4. Create Database Encryption Key

It is time to create our main key, Database Encryption Key. The certificate in master database will protect DEK and DEK will encrypt data on every page.

You can only have one DEK in each database. It is stored in the database so that means it will move with the database. That’s why it is not included to the list of required items above.

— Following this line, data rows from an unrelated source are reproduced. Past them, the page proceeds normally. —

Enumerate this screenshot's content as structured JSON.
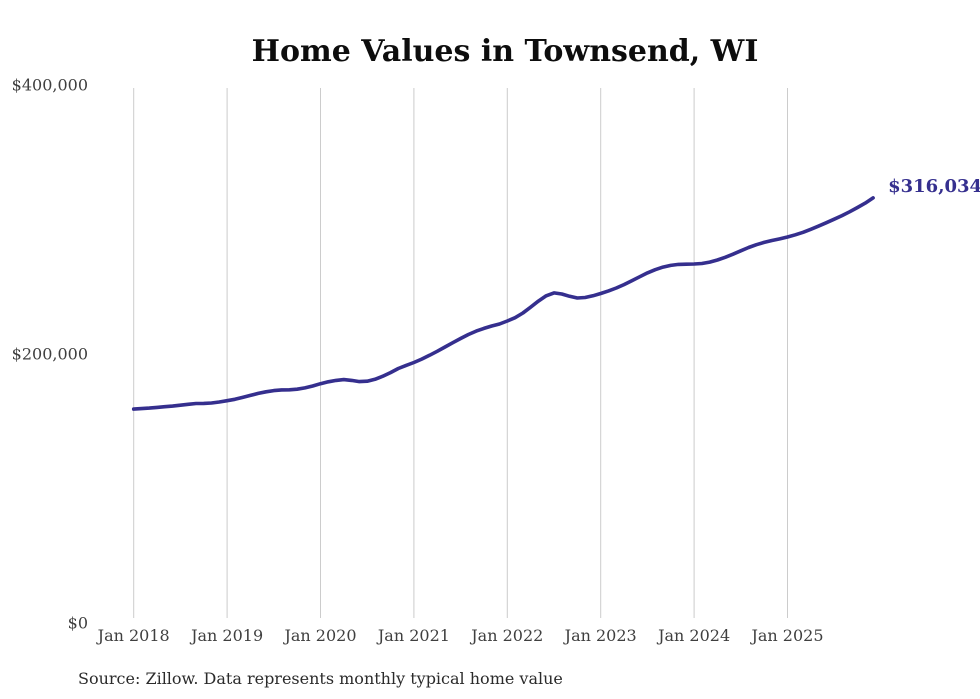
{
  "chart_data": {
    "type": "line",
    "title": "Home Values in Townsend, WI",
    "source": "Source: Zillow. Data represents monthly typical home value",
    "end_label": "$316,034",
    "latest_value": 316034,
    "frequency": "monthly",
    "start_month": "2018-01",
    "end_month": "2025-12",
    "ylim": [
      0,
      400000
    ],
    "grid": "vertical-only",
    "legend_position": "none",
    "y_ticks": [
      {
        "label": "$0",
        "value": 0
      },
      {
        "label": "$200,000",
        "value": 200000
      },
      {
        "label": "$400,000",
        "value": 400000
      }
    ],
    "x_ticks": [
      {
        "label": "Jan 2018",
        "month_index": 0
      },
      {
        "label": "Jan 2019",
        "month_index": 12
      },
      {
        "label": "Jan 2020",
        "month_index": 24
      },
      {
        "label": "Jan 2021",
        "month_index": 36
      },
      {
        "label": "Jan 2022",
        "month_index": 48
      },
      {
        "label": "Jan 2023",
        "month_index": 60
      },
      {
        "label": "Jan 2024",
        "month_index": 72
      },
      {
        "label": "Jan 2025",
        "month_index": 84
      }
    ],
    "values": [
      159000,
      159400,
      159800,
      160300,
      160800,
      161300,
      161900,
      162600,
      163200,
      163300,
      163600,
      164300,
      165300,
      166300,
      167700,
      169200,
      170700,
      171900,
      172800,
      173300,
      173400,
      173800,
      174800,
      176200,
      177900,
      179300,
      180400,
      181000,
      180400,
      179500,
      179800,
      181200,
      183500,
      186200,
      189200,
      191500,
      193700,
      196200,
      199000,
      202000,
      205200,
      208400,
      211500,
      214500,
      217000,
      219000,
      220800,
      222300,
      224500,
      227000,
      230500,
      234800,
      239300,
      243300,
      245400,
      244600,
      242900,
      241600,
      242000,
      243300,
      245000,
      246900,
      249100,
      251600,
      254400,
      257400,
      260300,
      262700,
      264600,
      265900,
      266600,
      266800,
      266900,
      267300,
      268300,
      269900,
      271900,
      274200,
      276700,
      279200,
      281300,
      283000,
      284400,
      285600,
      287000,
      288600,
      290500,
      292700,
      295100,
      297600,
      300200,
      302900,
      305800,
      308900,
      312200,
      316034
    ],
    "colors": {
      "line": "#352f8e",
      "grid": "#cccccc",
      "axis_text": "#3f3f3f",
      "title": "#0d0d0d",
      "source_text": "#2b2b2b",
      "background": "#ffffff"
    }
  }
}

T-SQL Command is pretty easy to grasp. I will recommend using AES_256 algorithm.

Command:

CREATE DATABASE ENCRYPTION KEY
WITH ALGORITHM = AES_256
ENCRYPTION BY SERVER CERTIFICATE TDECert;

5. Enable Encryption

Last step is turning encryption on for the database. This will start a thread to encrypt entire database using Database Encryption Key. According to my experiences, percentage column in sql server dmv is not working very precise, especially with large databases, but it gives you an idea.

TDE Scan

I am glad to announce this new feature we have in SQL 2019: TDE Scan. We can suspend and resume TDE process now using TDE Scan as described here. During encryption, you can track the process using dynamic management view sys.dm_database_encryption_keys.

Commands:

SELECT db_name(database_id) as db_name, percent_complete, * FROM sys.dm_database_encryption_keys
GO

ALTER DATABASE TDETest SET ENCRYPTION ON;

ALTER DATABASE TDETest SET ENCRYPTION SUSPEND;

ALTER DATABASE TDETest SET ENCRYPTION RESUME;

Database is encrypted now on the physical layer.

Summary

Let’s go over all one more time.

We have data stored in pages on physical layer. This pages are encrypted using Database Encryption Key.  DEK is a symmetric key which means you can encrypt and decrypt data using same key. SQL Server uses it while accessing data.

DEK is secured by the certificate. Certificate is encrypted using Database Master Key. Both of them are in master database. DMK is encrypted using Service Master Key. Finally SMK is secured using Windows DPAPI.

Don’t forget that database backups will be encrypted also. You will need DMK password and certificate to be able to restore database.